Authors: Griff Hosker
Tags: #Literature & Fiction, #Genre Fiction, #Historical, #Military, #War, #Historical Fiction, #Scottish
William the Conqueror’s family tree
William the Bastard (The Conqueror)
William II (Rufus) Henry I Adela Robert (Curthose)
William Matilda Stephen of Blois
William Clito
Henry II
The dotted line indicates that they died before they could attain the crown or before they could rule effectively.
The word Fitz shows that the owner of the name is an illegitimate son of a knight. As such they would not necessarily inherit when their father died. There were many such knights. William himself was illegitimate. Robert of Gloucester was also known as Robert of Caen and Robert Fitzroy.
Ridley, the father of my hero, was in three earlier books. There were two regiments of Varangians: one was English in character and one Scandinavian. As the bodyguards of the Emperor they were able to reap rich rewards for their service.
The Normans were formidable fighters. The conquest of England happened after a single battle. They conquered southern Italy and Sicily with a handful of knights. Strongbow, a Norman mercenary took a small mercenary force and dominated Ireland so much that as soon as a force of Normans, led by the king land, all defence on the island crumbled.

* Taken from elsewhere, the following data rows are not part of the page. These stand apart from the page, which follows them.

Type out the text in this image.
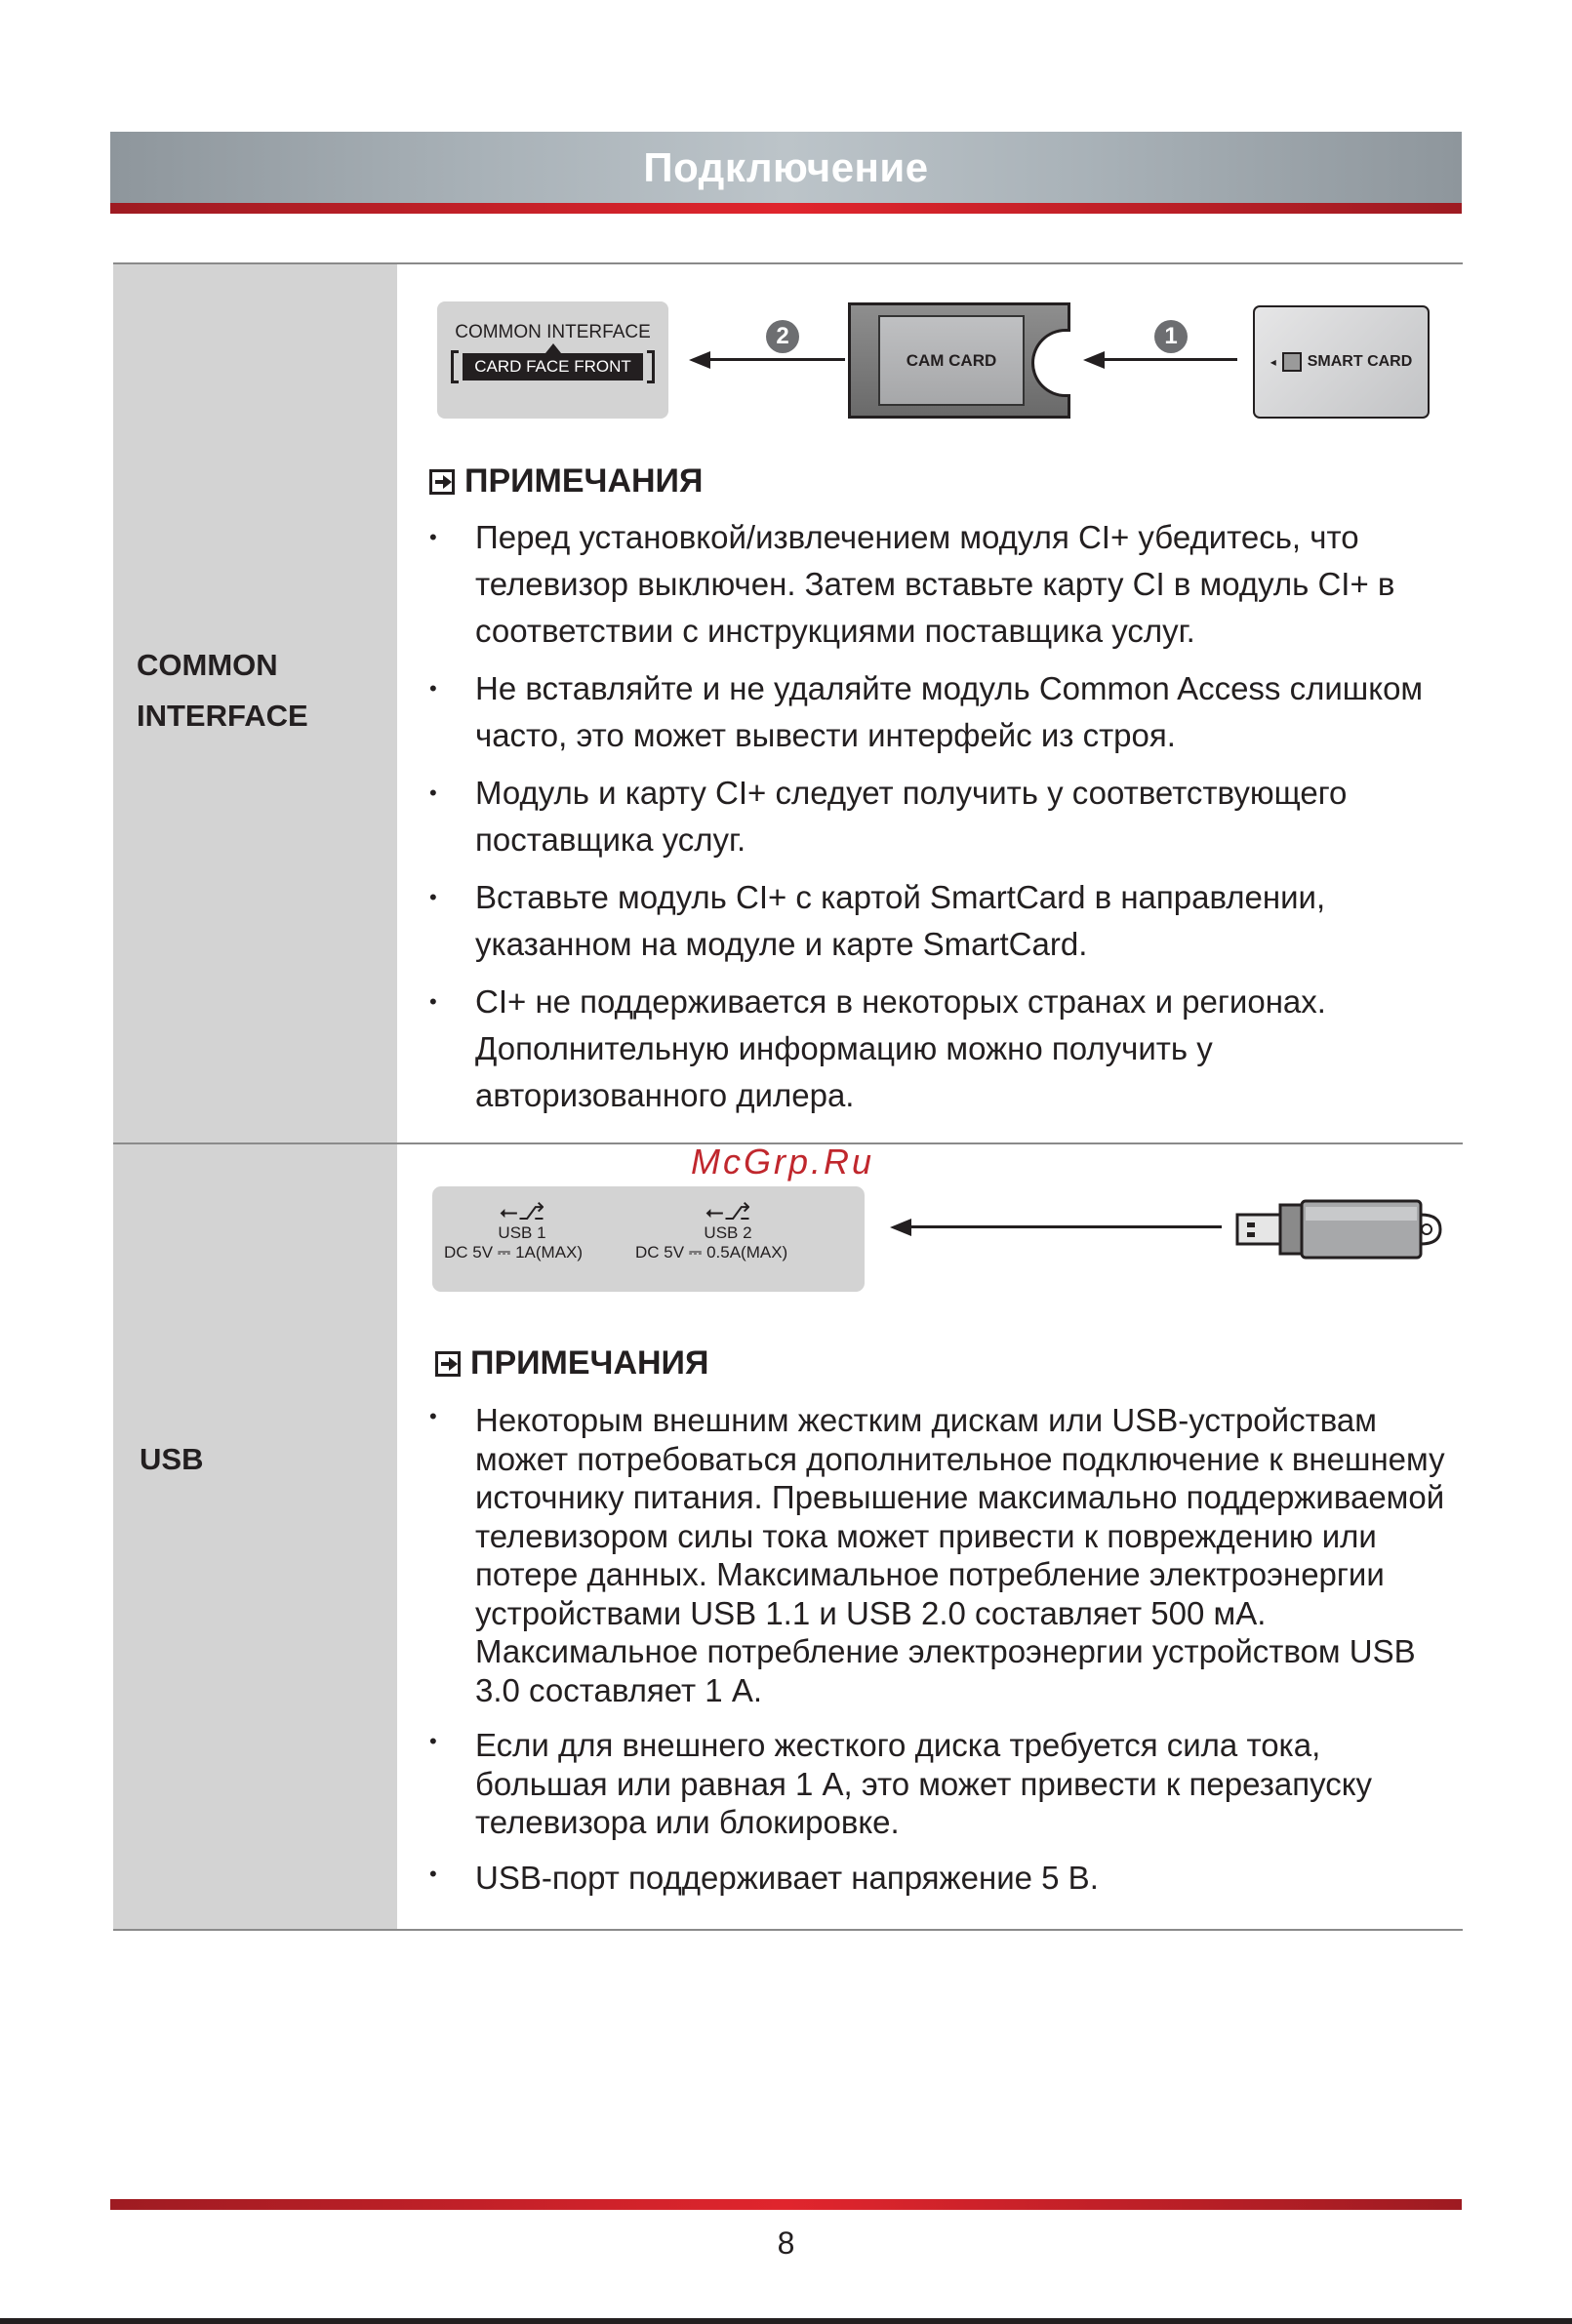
Подключение
COMMON
INTERFACE
COMMON INTERFACE
CARD FACE FRONT
2
CAM CARD
1
◂ SMART CARD
ПРИМЕЧАНИЯ
• Перед установкой/извлечением модуля CI+ убедитесь, что телевизор выключен. Затем вставьте карту CI в модуль CI+ в соответствии с инструкциями поставщика услуг.
• Не вставляйте и не удаляйте модуль Common Access слишком часто, это может вывести интерфейс из строя.
• Модуль и карту CI+ следует получить у соответствующего поставщика услуг.
• Вставьте модуль CI+ с картой SmartCard в направлении, указанном на модуле и карте SmartCard.
• CI+ не поддерживается в некоторых странах и регионах. Дополнительную информацию можно получить у авторизованного дилера.
USB
McGrp.Ru
⭠⎇
USB 1
DC 5V ⎓ 1A(MAX)
⭠⎇
USB 2
DC 5V ⎓ 0.5A(MAX)
ПРИМЕЧАНИЯ
• Некоторым внешним жестким дискам или USB-устройствам может потребоваться дополнительное подключение к внешнему источнику питания. Превышение максимально поддерживаемой телевизором силы тока может привести к повреждению или потере данных. Максимальное потребление электроэнергии устройствами USB 1.1 и USB 2.0 составляет 500 мА. Максимальное потребление электроэнергии устройством USB 3.0 составляет 1 А.
• Если для внешнего жесткого диска требуется сила тока, большая или равная 1 А, это может привести к перезапуску телевизора или блокировке.
• USB-порт поддерживает напряжение 5 В.
8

In one of Strongbow's battles a force of 100 knights defeated 4000 Irish warriors!
Ranulf Flambard was the controversial Bishop of Durham who was imprisoned in the tower by Henry for supporting his brother. Although reinstated the Bishop was viewed with suspicion by the king and did not enjoy as much power as either his predecessors or his successors. He had been something of a womaniser in his younger days and he tried to make up for that by giving to the poor when he was older. He was responsible for much of the defensive works of Durham Castle and was truly a Bishop Prince. He died around 1128. The incident with the Bishop being held captive is pure fiction. However he died in 1128 and there was a great deal of unrest while King Henry was away in Normandy. The Gospatric family did show their true colours when the Scottish king tried to take advantage of the internal strife between Stephen and Matilda and invade England. A leopard does not change his spots. The land between the Tees and the Scottish lowlands was always fiercely contested by Scotland, England and those who lived there.
Hartness (Hartlepool) was given to the De Brus family by Henry and the family played a power game siding with Henry and David depending upon what they had to gain. They were also given land around Guisborough in North Yorkshire.
Squires were not always the sons of nobles. Often they were lowly born and would never aspire to knighthood. It was not only the king who could make knights. Lords had that power too. Normally a man would become a knight at the age of 21. Young landless knights would often leave home to find a master to serve in the hope of treasure or loot. The idea of chivalry was some way away. The Norman knight wanted land, riches and power. Knights would have a palfrey or ordinary riding horse and a destrier or war horse. Squires would ride either a palfrey, if they had a thoughtful knight or a rouncy (pack horse). The squires carried all of the knight’s war gear on the pack horses. Sometimes a knight would have a number of squires serving him. One of the squire’s tasks was to have a spare horse in case the knight’s destrier fell in battle. Another way for a knight to make money was to capture an enemy and ransom him. This even happened to Richard 1st of England who was captured in Austria and held to ransom.
At this time a penny was a valuable coin and often payment would be taken by ‘nicking’ pieces off it. Totally round copper and silver coins were not the norm in 12th Century Europe. Each local ruler would make his own small coins. The whole country was run like a pyramid with the king at the top. He took from those below him in the form of taxes and service and it cascaded down. There was a great deal of corruption as well as anarchy. The idea of a central army did not exist. King Henry had his household knights and would call upon his nobles to supply knights and men at arms when he needed to go to war. The expense for that army would be borne by the noble.
The border between England and Scotland has always been a prickly one from the time of the Romans onward. Before that time the border was along the line of Glasgow to Edinburgh. The creation of an artificial frontier, Hadrian’s Wall, created an area of dispute for the people living on either side of it. William the Conqueror had the novel idea of slaughtering everyone who lived between the Tees and the Tyne/Tweed in an attempt to resolve the problem. It did not work and lords on both sides of the borders, as well as the monarchs used the dispute to switch sides as it suited them.
The manors I write about were around at the time the book is set. For a brief time a De Brus was lord of Normanby. It changed hands a number of times until it came under the control of the Percy family. This is a work of fiction but I have based events on the ones which occurred in the twelfth century.